Орлову нужно было отпустить красноармейцев с полуторкой. В кабинете в ящиках длинного стола отыскал он огрызок карандаша. На клочке бумаги написал Воробьеву записку: «Со взрывом повремени. Используем его эффективнее, когда „гости“ пожалуют. Орлов».

Красноармейцы уехали. Герасим недвижно, столбом стоял в коридоре райкома, поджидая «генерала». Орлов вышел из кабинета, держа керосиновую лампу перед собой. Он уже собирался дунуть в отверстие стекла, когда в глубине здания жалобно заскрипели дверные петли и в коридоре возник заспанный, в дыму буйных волос, Туберозов. В темноте огромный пористый нос укротителя сделался как бы еще больше. Туберозов вынул из темноты свою левую руку — в ней оказалась громоздкая курительная трубка, набитая «целебными» травами. Циркач поднес трубку с сеном к ламповому стеклу, стал высасывать из лампы огонь. Запахло горелой степью.

— Послушайте, Туберозов… Мы уходим. Все уходим. А вы дурака валяете! Прописались тут… Ночью немцы могут нагрянуть.

— Ночью немцы спят. Культурные, обязательные люди…

— Смотрите, а ну как разбудят? Что вы им скажете? Здесь вам не Госцирк…

— Я устал. А здесь тепло. Сухо. Кресло мягкое. Скажу, что я сторож, вахтер… Полы мету, окурки выбрасываю.

— Вы серьезно?

— В моем положении нельзя серьезно. Я и жив то, можно сказать, благодаря своей несерьезности. Да начни я теперь серьезно, разве оно выдержит, сердчишко-то? Серьезно я только укрощаю…

— Оружие у вас есть?

— Для чего оно мне? Мое оружие — это мой талант. Я знаю движения, пассы, звуки, которые смиряют и даже усыпляют…

— Ладно… Живите как можете. Но завтра я вас эвакуирую. Отправлю в Москву. В принудительном порядке.

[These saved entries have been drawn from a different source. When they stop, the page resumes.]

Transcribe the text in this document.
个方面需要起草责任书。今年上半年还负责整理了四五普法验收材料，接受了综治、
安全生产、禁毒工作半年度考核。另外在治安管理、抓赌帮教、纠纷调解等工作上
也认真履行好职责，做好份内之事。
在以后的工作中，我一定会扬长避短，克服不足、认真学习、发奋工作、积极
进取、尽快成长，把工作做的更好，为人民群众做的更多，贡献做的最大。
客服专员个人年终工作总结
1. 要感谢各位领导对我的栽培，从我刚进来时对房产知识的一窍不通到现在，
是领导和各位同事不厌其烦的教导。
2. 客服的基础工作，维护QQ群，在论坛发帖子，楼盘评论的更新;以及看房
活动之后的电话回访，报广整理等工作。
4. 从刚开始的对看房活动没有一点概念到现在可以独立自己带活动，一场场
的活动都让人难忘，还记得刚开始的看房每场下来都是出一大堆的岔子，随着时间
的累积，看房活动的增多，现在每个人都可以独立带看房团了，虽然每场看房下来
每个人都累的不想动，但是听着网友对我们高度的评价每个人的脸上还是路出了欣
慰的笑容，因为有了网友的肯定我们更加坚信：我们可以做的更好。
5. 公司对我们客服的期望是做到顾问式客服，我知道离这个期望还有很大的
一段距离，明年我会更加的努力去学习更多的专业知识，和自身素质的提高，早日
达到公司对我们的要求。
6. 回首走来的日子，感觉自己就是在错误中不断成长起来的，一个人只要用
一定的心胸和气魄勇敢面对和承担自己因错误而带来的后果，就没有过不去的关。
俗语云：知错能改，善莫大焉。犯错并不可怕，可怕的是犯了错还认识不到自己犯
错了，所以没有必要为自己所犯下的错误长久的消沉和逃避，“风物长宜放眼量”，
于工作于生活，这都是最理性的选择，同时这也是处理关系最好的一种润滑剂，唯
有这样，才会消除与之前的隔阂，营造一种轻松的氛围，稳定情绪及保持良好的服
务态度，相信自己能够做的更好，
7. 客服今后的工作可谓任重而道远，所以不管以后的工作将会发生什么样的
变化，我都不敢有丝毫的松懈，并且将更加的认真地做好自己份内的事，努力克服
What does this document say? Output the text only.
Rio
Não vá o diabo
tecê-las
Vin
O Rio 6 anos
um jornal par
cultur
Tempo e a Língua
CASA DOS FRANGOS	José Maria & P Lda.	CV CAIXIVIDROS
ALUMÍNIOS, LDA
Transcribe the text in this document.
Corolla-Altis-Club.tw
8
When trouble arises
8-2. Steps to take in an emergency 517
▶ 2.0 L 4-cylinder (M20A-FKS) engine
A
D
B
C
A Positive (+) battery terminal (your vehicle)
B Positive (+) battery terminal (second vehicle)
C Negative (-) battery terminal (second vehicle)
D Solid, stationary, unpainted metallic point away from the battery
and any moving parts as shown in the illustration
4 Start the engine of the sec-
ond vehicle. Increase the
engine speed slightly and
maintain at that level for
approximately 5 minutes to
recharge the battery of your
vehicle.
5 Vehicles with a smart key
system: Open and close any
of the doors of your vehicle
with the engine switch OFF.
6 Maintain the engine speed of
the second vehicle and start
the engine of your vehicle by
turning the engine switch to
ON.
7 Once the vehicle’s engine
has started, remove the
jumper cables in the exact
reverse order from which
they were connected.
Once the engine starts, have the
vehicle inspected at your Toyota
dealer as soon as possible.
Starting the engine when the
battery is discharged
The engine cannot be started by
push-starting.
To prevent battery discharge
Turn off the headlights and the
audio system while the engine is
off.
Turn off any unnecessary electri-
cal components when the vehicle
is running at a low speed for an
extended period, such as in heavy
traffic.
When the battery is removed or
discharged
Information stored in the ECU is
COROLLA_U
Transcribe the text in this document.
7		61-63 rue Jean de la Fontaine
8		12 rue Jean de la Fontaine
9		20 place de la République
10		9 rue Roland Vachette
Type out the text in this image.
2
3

— До завтра нужно дожить, драгоценнейший.

— И то верно.

Вышли в ночь. Когда спустились с крыльца, Герасим Бочкин, молчавший все это время, вдруг заговорил, покашливая в кулак:

— Подозрительный, гыхм, человек.

— Ты о ком? О Туберозове?

— О ком же еще? Он тут нагляделся на нас. Что надо — запомнил… Покойника он тоже помогал зарывать. Много знает, гыхм!

— Что ж нам его теперь — застрелить? А, Бочкин? Нет, Бочкин, Туберозов не враг. Туберозов — пожилой, уставший человек. И очень невоенный… Он всю жизнь выступал в цирке. И сейчас выступает. По инерции. По сравнению с нами, Бочкин, Туберозов как бы ненормальный, придурок. Но это не так, Бочкин. Он — дитя. Его искалечил талант. Да. Он рос и развивался исключительно в одну сторону. В сторону зрителя, Бочкин. В сторону успеха, аплодисментов. И для войны такой совершенно не пригоден. Его или растопчут сразу, или… если разглядят в нем ребенка, начнут им забавляться.

Возле райкома стояла полуторка с разбитым лобовым стеклом.

— Я так понимаю, Герасим: до места, куда мы с тобой направляемся, на машине ехать нельзя, от машины шуму много. Проберемся туда на цыпочках, аккуратненько. Опять же, бросать на улице технику, которая на ходу, тоже негоже… Куда бы ее определить, Бочкин? Может, в монастырь? Нельзя. Там по ней уже стреляли. А за ночь и вовсе раскурочат.